Last Exile

Ed eccoci alla mia prima, vera bruciante delusione:

Last Exile

Innanzitutto la storia. In un mondo alternativo di stampo ottocentesco dove però una misteriosa tecnologia rende le macchine volanti una comune realtà, ci sono Claus e Lavie che, orfani e soli, si occupano di effettuare consegne con una delle suddette. Ad un certo punto ricevono da un corriere morente una missione pericolosissima: consegnare una bambina ad una pericolosa nave-pirata.
La consegna vien effettuata, ma Claus non ha il cuore di abbandonare la bambina al suo destino…

Ok. Può essere che forse io non abbia capito una mazza: ho visto giudizi molto positivi su questa serie, e per questo mi son fidato. Mai l’avessi fatto!
In primis, devo dire che le premesse erano ottime. Disegni molto accattivanti, un mondo davvero ben fatto e attraente per l’occhio, senza contare che le macchine volanti sono molto belle e si prestano a molte ottime scene. Non per nulla la corsa che si svolge all’inizio della serie è uno dei momenti da me preferiti: a quel punto, ero convinto che avrei visto un’ottima serie.
Purtroppo dopo tale punto, tutto crolla miseramente. I personaggi iniziano ad agire senza alcuna logica. Per quanto la bambina da consegnare fosse carina, non vedo perché -dopo la consegna- correre dietro alla nave pirata per “vedere come sta”. Ma soprassediamo. Claus e Lavie arrivano alla nave, entrano nell’hangar e litigano con i meccanici: Claus piglia un bel po’ di botte, e la situazione pare decisamente critica. Improvvisamente gli concedono la possibilità di vedere Al (la bimba). E lui decide, giustamente, di unirsi alla nave pirata (????). Non bastasse, due secondi dopo diventa amicone con tutti quelli che l’avevano appena scassato di botte…

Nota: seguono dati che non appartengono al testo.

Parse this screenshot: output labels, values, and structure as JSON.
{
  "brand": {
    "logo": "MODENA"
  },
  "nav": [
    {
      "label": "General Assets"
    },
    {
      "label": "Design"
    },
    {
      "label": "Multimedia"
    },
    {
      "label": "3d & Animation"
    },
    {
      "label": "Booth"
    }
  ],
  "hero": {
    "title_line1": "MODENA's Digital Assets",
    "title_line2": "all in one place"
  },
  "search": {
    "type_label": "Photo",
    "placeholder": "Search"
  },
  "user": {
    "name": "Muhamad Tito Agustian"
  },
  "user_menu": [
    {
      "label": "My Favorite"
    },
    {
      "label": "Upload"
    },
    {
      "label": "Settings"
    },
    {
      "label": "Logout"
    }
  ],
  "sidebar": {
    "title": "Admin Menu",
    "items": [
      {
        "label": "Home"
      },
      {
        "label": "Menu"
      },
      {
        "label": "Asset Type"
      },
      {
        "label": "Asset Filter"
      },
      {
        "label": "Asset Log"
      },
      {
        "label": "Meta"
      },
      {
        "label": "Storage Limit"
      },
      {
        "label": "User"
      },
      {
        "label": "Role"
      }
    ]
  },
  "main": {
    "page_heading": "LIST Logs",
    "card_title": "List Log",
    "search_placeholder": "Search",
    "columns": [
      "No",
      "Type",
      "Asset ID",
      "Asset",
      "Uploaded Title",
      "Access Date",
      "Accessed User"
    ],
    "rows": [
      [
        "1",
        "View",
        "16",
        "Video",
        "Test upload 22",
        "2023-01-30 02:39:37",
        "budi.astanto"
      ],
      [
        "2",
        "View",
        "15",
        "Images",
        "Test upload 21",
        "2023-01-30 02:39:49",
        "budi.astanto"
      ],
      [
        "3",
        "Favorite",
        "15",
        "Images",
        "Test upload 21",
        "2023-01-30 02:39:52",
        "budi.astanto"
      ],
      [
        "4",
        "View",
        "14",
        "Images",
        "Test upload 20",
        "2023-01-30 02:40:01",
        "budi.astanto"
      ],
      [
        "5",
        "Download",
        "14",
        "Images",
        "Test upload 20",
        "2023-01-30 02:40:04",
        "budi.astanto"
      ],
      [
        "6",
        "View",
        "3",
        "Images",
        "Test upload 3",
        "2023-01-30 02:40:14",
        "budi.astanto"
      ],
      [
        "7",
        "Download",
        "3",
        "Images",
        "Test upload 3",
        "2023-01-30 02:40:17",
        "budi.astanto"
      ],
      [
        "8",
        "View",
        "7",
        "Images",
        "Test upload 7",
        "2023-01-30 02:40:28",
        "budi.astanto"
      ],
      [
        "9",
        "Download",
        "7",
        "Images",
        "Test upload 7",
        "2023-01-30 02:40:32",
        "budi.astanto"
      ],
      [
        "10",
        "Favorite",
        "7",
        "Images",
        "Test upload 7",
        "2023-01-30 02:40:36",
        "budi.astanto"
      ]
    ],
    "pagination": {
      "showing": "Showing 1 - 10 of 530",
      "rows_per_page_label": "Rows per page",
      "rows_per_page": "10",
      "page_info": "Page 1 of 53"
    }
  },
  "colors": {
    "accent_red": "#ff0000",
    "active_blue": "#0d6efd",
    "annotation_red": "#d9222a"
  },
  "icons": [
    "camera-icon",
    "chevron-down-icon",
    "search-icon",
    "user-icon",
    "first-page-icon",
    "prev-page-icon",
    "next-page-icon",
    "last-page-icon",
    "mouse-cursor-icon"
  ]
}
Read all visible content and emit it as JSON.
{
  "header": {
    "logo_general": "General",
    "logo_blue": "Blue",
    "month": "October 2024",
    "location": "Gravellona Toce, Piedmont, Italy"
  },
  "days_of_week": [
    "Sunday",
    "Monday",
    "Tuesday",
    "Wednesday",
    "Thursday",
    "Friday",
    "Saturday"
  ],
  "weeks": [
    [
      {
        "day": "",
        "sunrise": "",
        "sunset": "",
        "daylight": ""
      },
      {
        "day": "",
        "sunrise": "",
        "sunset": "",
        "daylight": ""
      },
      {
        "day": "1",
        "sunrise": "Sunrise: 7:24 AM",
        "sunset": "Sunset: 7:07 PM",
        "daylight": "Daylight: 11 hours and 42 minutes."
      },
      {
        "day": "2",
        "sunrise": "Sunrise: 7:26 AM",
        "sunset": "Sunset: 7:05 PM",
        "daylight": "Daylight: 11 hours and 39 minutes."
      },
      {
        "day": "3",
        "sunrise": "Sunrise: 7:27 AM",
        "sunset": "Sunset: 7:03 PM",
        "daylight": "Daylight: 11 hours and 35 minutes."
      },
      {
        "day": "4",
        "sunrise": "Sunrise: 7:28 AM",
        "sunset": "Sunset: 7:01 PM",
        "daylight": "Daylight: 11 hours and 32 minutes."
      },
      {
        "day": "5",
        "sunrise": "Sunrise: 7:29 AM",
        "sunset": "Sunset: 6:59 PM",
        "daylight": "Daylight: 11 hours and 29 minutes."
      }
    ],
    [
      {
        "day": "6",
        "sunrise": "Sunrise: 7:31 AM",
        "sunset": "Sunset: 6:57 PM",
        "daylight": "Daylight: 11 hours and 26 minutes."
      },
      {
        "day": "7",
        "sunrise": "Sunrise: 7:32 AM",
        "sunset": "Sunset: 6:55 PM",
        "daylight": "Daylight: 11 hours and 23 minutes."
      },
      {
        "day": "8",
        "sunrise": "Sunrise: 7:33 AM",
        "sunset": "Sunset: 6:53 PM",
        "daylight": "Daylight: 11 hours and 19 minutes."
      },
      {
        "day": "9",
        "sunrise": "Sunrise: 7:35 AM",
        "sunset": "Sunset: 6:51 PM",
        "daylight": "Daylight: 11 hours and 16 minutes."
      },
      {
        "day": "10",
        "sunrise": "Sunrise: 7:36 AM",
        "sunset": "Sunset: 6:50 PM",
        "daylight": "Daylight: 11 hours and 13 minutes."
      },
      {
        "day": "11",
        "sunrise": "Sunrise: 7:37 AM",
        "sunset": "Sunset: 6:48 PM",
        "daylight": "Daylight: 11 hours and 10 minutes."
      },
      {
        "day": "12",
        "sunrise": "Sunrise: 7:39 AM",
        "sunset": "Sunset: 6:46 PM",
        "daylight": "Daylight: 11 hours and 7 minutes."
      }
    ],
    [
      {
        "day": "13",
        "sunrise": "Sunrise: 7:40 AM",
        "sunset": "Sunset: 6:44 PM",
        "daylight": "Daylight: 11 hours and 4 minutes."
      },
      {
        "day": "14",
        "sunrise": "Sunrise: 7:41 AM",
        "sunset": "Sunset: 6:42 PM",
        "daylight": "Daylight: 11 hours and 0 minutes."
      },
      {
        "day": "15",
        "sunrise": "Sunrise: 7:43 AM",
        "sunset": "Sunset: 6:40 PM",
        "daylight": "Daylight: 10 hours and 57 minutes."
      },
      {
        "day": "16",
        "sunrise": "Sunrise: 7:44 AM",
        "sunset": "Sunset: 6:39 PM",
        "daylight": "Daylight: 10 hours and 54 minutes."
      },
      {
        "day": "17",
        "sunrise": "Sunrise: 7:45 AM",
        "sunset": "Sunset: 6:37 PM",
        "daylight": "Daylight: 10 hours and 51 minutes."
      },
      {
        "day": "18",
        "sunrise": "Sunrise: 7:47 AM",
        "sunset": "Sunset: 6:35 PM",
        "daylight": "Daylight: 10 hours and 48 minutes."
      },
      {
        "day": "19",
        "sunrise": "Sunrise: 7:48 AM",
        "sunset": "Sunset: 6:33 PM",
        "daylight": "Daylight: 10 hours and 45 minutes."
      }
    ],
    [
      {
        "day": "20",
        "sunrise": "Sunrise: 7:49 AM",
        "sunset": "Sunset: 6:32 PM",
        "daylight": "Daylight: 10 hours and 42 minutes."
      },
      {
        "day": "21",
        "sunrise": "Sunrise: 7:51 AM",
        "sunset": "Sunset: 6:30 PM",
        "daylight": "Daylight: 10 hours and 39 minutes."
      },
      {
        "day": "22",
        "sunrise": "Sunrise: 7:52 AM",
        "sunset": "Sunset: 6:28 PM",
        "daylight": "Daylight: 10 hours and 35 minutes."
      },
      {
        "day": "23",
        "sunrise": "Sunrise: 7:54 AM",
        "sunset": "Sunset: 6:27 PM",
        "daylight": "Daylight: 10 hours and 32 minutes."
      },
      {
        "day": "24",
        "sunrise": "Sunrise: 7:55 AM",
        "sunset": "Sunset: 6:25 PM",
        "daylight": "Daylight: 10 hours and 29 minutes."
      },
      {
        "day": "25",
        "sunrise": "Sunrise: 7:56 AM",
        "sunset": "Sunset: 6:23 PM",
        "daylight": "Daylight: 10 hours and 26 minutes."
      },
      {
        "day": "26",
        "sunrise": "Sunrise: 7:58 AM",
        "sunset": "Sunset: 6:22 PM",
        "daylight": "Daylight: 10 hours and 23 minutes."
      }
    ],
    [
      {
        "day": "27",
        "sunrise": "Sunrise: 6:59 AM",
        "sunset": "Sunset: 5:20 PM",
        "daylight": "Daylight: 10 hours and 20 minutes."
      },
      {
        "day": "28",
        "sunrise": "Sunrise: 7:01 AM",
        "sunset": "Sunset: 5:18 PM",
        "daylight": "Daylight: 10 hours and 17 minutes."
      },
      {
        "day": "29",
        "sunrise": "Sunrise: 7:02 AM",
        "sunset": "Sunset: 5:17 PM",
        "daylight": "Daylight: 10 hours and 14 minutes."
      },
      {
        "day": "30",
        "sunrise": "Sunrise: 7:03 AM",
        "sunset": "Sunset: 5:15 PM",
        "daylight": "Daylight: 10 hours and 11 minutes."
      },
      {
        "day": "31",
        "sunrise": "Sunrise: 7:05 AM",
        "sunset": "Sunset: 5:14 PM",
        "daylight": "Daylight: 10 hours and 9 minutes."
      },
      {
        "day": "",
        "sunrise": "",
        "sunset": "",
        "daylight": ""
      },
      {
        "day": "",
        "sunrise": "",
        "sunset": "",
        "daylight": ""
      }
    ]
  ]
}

Purtroppo la serie intera è costituita da simili incongruenze. Più volte mi son ritrovato a controllare che non avessi per caso saltato una puntata, perché tra un pezzo e l’altro non c’era alcuna connessione logica: la storia andava avanti a singhiozzo, senza un briciolo di credibilità né di motivazioni per tutto ciò che accadeva. I personaggi chiave diventano improvvisamente inutili, i personaggi secondari ad un certo punto diventano come eroi e rubano la scena all’azione principale,… una tragedia.

Una cosa si salva, e parecchio: i combattimenti aerei. sono davvero ben fatti, godibili e di buon passo. Peccato che siano davvero pochi sparsi qua e là nelle puntate, e non bastano a salvare quanto di malfunzioante c’è. Anche uno dei pochi personaggi che spiccavano, Dio, alla fine cede e non rispetta alcuna delle aspettative che ci si poteva esser fatti.

La delusione è stata forte perché le premesse erano ottime: un’ambientazione bellissima, dei protagonisti simpatici, un inizio di storia che poteva sembrare avvincente e infinite possibilità di sviluppo tra voli in cielo e intrighi politici (purtroppo sviluppati nebulosamente). Nulla di tutto ciò si è realizzato, lasciando un prodotto che, per la prima volta, ho davvero fatto fatica a finire.

Voto: 4. Darei anche meno, ma le battaglie aeree erano davvero ben fatte.

Consigliato a: chi ama i vestiti 800eschi; chi vuol vedere qualche (raro) bel combattimento aereo; chi si vuol far del male.